Today, Sneha lives in the Bay Area with her husband, their four-year-old son Sai, and her extended family. And as for the opportunity to be anything, she took that chance and ran with it. She worked her way through college and built her early career through a series of relationships that each opened the next door. Finishing school and needing a more flexible job, she took a position on the sales floor at Nordstrom, and hated it from day one. That night, she went home and wrote a Craigslist ad offering her services. She could do anything, she wrote: drive your kids to school, help with errands, organize your home. She listed everything she thought she could provide. Fifteen minutes later, someone wrote back: “You sound exactly like who I'm looking for.”
They met at the Stanford Shopping Center.
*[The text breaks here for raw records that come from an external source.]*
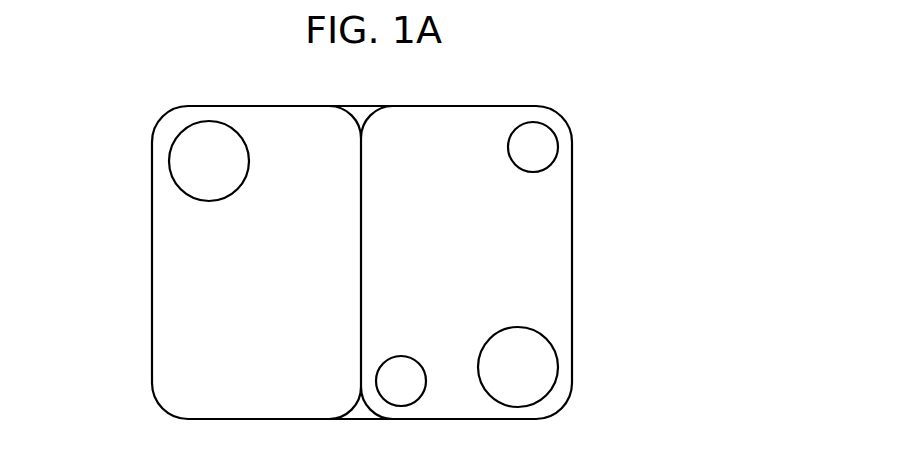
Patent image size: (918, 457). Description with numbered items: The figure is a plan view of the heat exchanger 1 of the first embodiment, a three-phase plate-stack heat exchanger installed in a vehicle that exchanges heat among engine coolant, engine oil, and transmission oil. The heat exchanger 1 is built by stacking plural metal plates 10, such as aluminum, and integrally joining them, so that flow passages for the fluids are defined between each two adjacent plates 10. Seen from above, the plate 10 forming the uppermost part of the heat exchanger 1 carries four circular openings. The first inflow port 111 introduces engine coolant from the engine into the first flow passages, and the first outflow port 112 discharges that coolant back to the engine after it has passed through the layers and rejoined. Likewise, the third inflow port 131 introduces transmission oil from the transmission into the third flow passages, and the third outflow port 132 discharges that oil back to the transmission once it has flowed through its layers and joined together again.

The heat exchanger 1 is at (623, 101).
The plate 10 is at (362, 117).
The first inflow port 111 is at (545, 375).
The first outflow port 112 is at (179, 181).
The third inflow port 131 is at (393, 398).
The third outflow port 132 is at (548, 147).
The woman hired her on the spot. Sneha worked as her assistant for several years, and the two became dear friends. When the time came to move on, her employer helped her find the next opportunity, which led to a role at a hedge fund. Her boss there saw the true potential in Sneha, mentored her, also became a close friend, and in time, helped Sneha find her next role at ICONIQ.
There was a moment where she felt it had all come full circle. One night she pulled up to one of ICONIQ's first major client events and realized the address was directly across the street from the house where she had landed that very first Craigslist job.
"In any moment where I've been confused," she says, "I've come back to that. My intuition is guiding me."